今回 Uplink Factory へ足を運んだのは、Françoise Hardy そのものへの興味というより、 1960年代から1970年代初頭に関する興味から。 彼女は1960年代からイギリス (UK) 録音をしており、 イギリスの rock のミュージシャンに直接のコネクションを持っていました。 さらに、Hardy は基本的にメジャーレーベルで活動していますが、 1967-1972年の間だけ自身の独立系レーベル Asparagus / Hypopotam で活動しています。 この時代というのは、イギリスでは Island、Deram、Vertigo、Hervest といった “underground” なレーベルの全盛期 [関連発言]。 フランスでも BYG のようなレーベルが出てきた時期です [関連発言]。 実際、1970年前後に Hardy のUK盤をリリースしていたのは Liberty/United Artists UK。 アメリカ (US) 側からのマネジメントが確立される以前、 1967年に23歳でA&Rに就任した Andrew Lauder (1970年代末に Nick Rowe、Elvis Costello や The Pop Group を擁したレーベル Rader を設立) が勝手にやらせてもらえていた頃で、 “underground” のレーベルとして活動していました。 この頃の経緯は、Mark Powell 編纂のアンソロジー All Good Clean Fun: A Journey Through the Underground of Liberty/United Artists Records 1967-1975 (EMI, 2004) のライナーノーツがお薦め。 そして、彼女がメジャーと再契約する1972年というのは、 イギリスの “underground” レーベルの活動が一段落しメジャー化しだした頃。 フランスでも、1971年に BYG/Actuel がリリースを停止しています。 アメリカで Jac Holzman が Elektra を去ったのも1973年です。

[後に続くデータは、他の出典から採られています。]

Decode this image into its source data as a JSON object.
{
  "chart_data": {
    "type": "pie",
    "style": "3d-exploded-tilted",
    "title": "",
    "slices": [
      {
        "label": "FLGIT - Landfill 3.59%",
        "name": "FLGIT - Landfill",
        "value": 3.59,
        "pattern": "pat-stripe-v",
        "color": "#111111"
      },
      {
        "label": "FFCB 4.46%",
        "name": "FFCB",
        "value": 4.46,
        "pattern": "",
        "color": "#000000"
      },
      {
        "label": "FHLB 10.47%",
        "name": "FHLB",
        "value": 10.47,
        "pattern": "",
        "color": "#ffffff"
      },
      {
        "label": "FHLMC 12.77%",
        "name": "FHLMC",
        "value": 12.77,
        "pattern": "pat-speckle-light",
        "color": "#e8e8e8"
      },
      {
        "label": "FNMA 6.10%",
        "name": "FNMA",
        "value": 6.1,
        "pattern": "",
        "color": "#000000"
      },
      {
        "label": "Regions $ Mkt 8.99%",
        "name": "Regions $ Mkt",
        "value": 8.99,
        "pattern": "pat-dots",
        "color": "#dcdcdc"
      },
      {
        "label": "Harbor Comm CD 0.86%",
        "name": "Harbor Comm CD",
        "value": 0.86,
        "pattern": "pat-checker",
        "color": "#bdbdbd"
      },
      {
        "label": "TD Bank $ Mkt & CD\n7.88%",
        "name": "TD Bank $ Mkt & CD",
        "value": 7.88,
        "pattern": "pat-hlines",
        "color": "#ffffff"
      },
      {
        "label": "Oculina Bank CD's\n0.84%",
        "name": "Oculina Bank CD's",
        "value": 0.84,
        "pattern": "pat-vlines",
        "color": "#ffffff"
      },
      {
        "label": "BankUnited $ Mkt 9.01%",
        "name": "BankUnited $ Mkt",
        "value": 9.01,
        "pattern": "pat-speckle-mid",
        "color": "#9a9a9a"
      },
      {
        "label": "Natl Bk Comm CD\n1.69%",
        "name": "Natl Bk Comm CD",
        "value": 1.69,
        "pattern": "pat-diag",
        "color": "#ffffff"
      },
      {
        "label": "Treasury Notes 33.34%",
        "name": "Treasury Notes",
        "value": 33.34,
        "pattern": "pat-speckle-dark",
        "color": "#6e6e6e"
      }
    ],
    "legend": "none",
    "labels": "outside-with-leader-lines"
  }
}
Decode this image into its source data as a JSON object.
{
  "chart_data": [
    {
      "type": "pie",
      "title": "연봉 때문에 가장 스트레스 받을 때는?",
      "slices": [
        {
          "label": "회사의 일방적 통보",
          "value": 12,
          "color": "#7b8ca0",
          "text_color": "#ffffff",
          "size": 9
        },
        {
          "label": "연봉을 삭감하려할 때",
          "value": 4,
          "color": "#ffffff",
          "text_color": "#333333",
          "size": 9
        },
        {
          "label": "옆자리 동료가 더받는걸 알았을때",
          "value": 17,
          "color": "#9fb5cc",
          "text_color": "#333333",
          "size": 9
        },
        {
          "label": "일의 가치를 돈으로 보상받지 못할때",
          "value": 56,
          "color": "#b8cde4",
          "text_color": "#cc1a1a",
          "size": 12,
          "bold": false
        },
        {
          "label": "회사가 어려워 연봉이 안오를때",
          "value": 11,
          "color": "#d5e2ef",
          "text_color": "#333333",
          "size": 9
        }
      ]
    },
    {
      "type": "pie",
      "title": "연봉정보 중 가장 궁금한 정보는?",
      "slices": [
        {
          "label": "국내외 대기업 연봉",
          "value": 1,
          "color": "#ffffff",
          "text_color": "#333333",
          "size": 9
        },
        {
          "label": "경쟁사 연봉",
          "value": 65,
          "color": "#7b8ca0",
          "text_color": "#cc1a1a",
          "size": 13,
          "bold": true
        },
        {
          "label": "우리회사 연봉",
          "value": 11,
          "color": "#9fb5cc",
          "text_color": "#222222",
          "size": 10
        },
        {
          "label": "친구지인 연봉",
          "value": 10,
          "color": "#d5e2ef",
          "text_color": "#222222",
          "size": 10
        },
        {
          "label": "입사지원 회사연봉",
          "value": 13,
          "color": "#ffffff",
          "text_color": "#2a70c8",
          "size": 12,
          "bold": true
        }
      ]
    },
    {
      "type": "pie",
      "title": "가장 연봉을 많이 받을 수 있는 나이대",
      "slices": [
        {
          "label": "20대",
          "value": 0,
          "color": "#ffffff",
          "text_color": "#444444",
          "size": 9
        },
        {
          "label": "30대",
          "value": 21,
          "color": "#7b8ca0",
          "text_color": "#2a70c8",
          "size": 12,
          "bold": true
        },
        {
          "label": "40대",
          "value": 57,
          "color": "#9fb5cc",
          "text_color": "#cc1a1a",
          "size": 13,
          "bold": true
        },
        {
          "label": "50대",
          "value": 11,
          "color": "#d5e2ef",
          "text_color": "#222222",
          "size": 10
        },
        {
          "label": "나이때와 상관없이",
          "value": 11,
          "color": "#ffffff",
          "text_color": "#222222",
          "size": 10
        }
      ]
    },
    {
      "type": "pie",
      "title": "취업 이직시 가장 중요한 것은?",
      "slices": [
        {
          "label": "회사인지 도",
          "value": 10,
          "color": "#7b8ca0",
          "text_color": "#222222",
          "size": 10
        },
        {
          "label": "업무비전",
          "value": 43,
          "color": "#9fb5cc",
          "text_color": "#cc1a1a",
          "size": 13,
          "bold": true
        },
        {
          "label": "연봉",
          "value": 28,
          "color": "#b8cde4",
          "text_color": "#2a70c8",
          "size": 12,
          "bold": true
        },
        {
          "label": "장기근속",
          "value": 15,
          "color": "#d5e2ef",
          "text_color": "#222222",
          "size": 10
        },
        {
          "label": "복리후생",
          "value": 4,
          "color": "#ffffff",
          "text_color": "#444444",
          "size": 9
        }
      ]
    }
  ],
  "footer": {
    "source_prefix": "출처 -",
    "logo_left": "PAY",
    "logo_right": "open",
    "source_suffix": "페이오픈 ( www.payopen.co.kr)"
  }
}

Françoise Hardy の1970年代前後の独立系レーベルでの活動は イギリスやフランスの “underground” の動きをどの程度意識したものだったのか、 そしてさらにその背景ともいえる Mai '68 を Françoise Hardy はどう見ていたのか、 という興味がありました。しかし、それに関する話はトークショーでは全くありませんでした。 メジャー再契約のきっかけも Véronique Sanson に衝撃を受けてということ。 単に話の流れ上触れなかっただけかもしれませんが、 話を聞いていて、創作の動機も社会的というより私的な人、という印象を受けました。 そういう動向には興味があまり無かったのかもしれません。

今回、1960年代から現在に至る Françoise Hardy の音楽を通して聴いて (といってもつまみ食いですが)、 やはり、彼女のクリエイティヴ・ピークは Asparagus / Hipopotam 時代だったんだな、 と確認できたことが、このトークショーの最大の収穫でした。